Depois de impedir Lula de disputar a presidência e cassar 3,4 milhões de títulos eleitorais em regiões que são uma tradicional base de apoio do Partido dos Trabalhadores e do PSB, o Judiciário afronta a Constituição ao tentar censurar a voz de Lula como cidadão.

O direito de Lula dar entrevistas, mesmo condenado, apoia-se na ADPF 130, aprovada por unanimidade pelo Supremo em abril de 2009, na qual se recorda que a " Constituição, destinou à imprensa o direito de controlar e revelar as coisas respeitantes à vida do Estado e da própria sociedade. "

Redigido no texto de inspiração barroca do relator, Ayres Bitto, a resolução afirma também que "o corpo normativo da Constituição brasileira sinonimiza liberdade de informação jornalística e liberdade de imprensa, rechaçante de qualquer censura prévia a um direito que é signo e penhor da mais encarecida dignidade da pessoa humana, assim como do mais evoluído estado de civilização."

Foi com base nesses princípios, comemorados em tom de celebração cívica no momento em que foram aprovados pelo plenário em votação unânime com ressalvas parciais de dois dos onze ministros, que Ricardo Lewandowski autorizou o depoimento de Lula aos dois jornalistas.

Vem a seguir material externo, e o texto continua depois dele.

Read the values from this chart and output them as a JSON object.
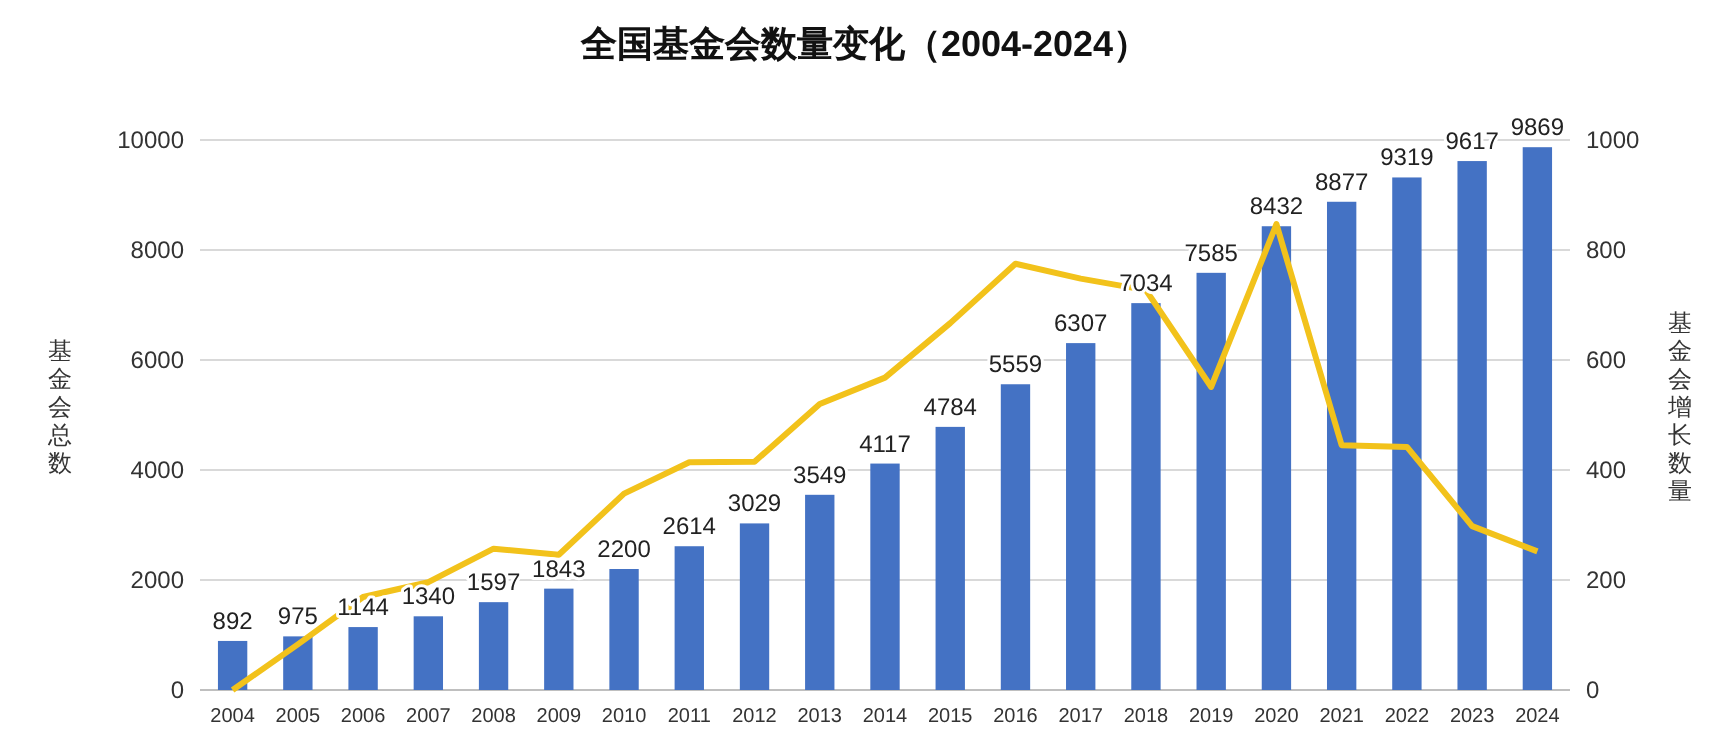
{
  "chart_data": {
    "type": "bar",
    "title": "全国基金会数量变化（2004-2024）",
    "categories": [
      "2004",
      "2005",
      "2006",
      "2007",
      "2008",
      "2009",
      "2010",
      "2011",
      "2012",
      "2013",
      "2014",
      "2015",
      "2016",
      "2017",
      "2018",
      "2019",
      "2020",
      "2021",
      "2022",
      "2023",
      "2024"
    ],
    "series": [
      {
        "color": "#4472c4",
        "values": [
          892,
          975,
          1144,
          1340,
          1597,
          1843,
          2200,
          2614,
          3029,
          3549,
          4117,
          4784,
          5559,
          6307,
          7034,
          7585,
          8432,
          8877,
          9319,
          9617,
          9869
        ],
        "value_labels": [
          "892",
          "975",
          "1144",
          "1340",
          "1597",
          "1843",
          "2200",
          "2614",
          "3029",
          "3549",
          "4117",
          "4784",
          "5559",
          "6307",
          "7034",
          "7585",
          "8432",
          "8877",
          "9319",
          "9617",
          "9869"
        ]
      },
      {
        "type": "line",
        "axis": "y2",
        "color": "#f2c21b",
        "values": [
          0,
          83,
          169,
          196,
          257,
          246,
          357,
          414,
          415,
          520,
          568,
          667,
          775,
          748,
          727,
          551,
          847,
          445,
          442,
          298,
          252
        ]
      }
    ],
    "ylabel": "基金会总数",
    "y2label": "基金会增长数量",
    "ylim": [
      0,
      10000
    ],
    "yticks": [
      0,
      2000,
      4000,
      6000,
      8000,
      10000
    ],
    "y2lim": [
      0,
      1000
    ],
    "y2ticks": [
      0,
      200,
      400,
      600,
      800,
      1000
    ],
    "grid": "y"
  }
}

A competência de Lewandowski para tomar essa decisão não pode ser discutida. Inicialmente os pedidos de entrevista foram apresentados a primeira instância, em Curitiba. Acabaram recusados, como era previsível. Trata-se, contudo, de matéria constitucional, com conexão direta com o inciso IX do artigo 5 da carta de 1988, que diz, expressamente: "é livre a expressão da atividade intelectual, artística, científica e de comunicação, independentemente de censura ou licença".

Num ponto de particular interesse sobre a entrevista de Lula, a decisão de 2009 reafirma e desenvolve a noção define a liberdade de expressão como um valor universal, sublinhando que "não há liberdade de imprensa pela metade ou sob as tenazes da censura prévia". Num país que já naquela época se encontrava às voltas com a chamada censura judicial, empregada em instâncias inferiores como um atalho para impedir a divulgação de notícias consideradas indesejáveis pelas partes interessadas, a sentença deixou um alerta preventivo contra proibições que poderiam ser ensaiadas no futuro -- como a decisão de Fux contra a entrevista de Lula. Assim, os ministros vetaram explicitamente a censura "procedente do Poder Judiciário, pena de se resvalar para o espaço inconstitucional da prestidigitação jurídica".

Alguns aspectos da decisão chamam a atenção pela rapidez e estranheza. Se houvesse fundamento para a iniciativa, o caminho normal para se tentar revogar a decisão de Lewandowski seria uma ação da Procuradoria Geral da República, a ser examinada pelo tribunal. Não. A PGR Raquel Dodge informou que nada tinha contra as entrevistas.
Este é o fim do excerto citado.